Congressional Republicans generally excel at being on the same page and sharing the same agenda. Whereas Democrats are split along all kinds of ideological and geographic lines, GOP lawmakers nearly always have one party playbook, and they stick to it with very little dissent.
With that in mind, it’s been interesting to watch the Republicans speak up this week to take issue with their party’s opposition to the payroll tax break. As of yesterday, there were 12 GOP lawmakers — seven in the House, five in the Senate — who disapprove of the House’s rejection of a pending bipartisan compromise.
It’s worth noting what nearly all of these dozen Republicans have in common.
Seven House Republicans bucked their party and voted against sending the payroll tax bill to conference Tuesday.
Reps.

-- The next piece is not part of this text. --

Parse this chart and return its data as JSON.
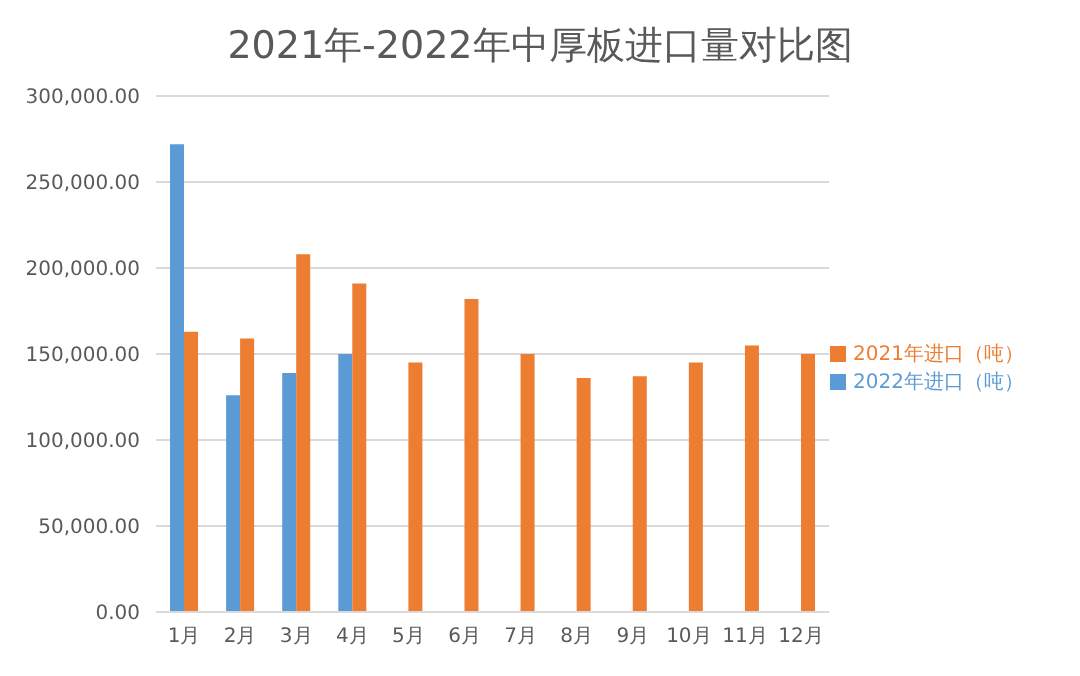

Charlie Bass of New Hampshire, Jaime Herrera Beutler of Washington state, Chris Gibson of New York, Tim Johnson of Illinois, Walter Jones of North Carolina, Jeff Flake of Arizona and Frank Wolf of Virginia all voted against sending the bill to conference. The measure, which passed 229-193, continues the legislative stalemate on Capitol Hill.
Some of the votes against sending the bill to conference appeared to be a tacit acknowledgement of the political risks House Republicans could face in the year end fight over extending the payroll tax holiday.
It’s more than that. Bass, Herrera Beutler, and Gibson are freshmen in competitive districts who will be targeted by Dems next year. Johnson is also at risk. Flake, meanwhile, is running for the Senate. Going into a tough cycle, none of these members wanted to get stuck with having voted against a middle-class tax cut.
In the Senate, it’s a similar picture. Five Republican senators spoke out publicly this week — Scott Brown, Susan Collins, Dean Heller, Dick Lugar, and Olympia Snowe — criticizing House Republicans for their antics. Four of these five are seeking re-election in 2012. Heller, in particular, is in a very tough race in a competitive swing state (Nevada), and has no interest in picking up the “tax raiser” label.
If the politics of this fight was working in Republicans’ favor, why are some of the most nervous GOP lawmakers siding with Democrats?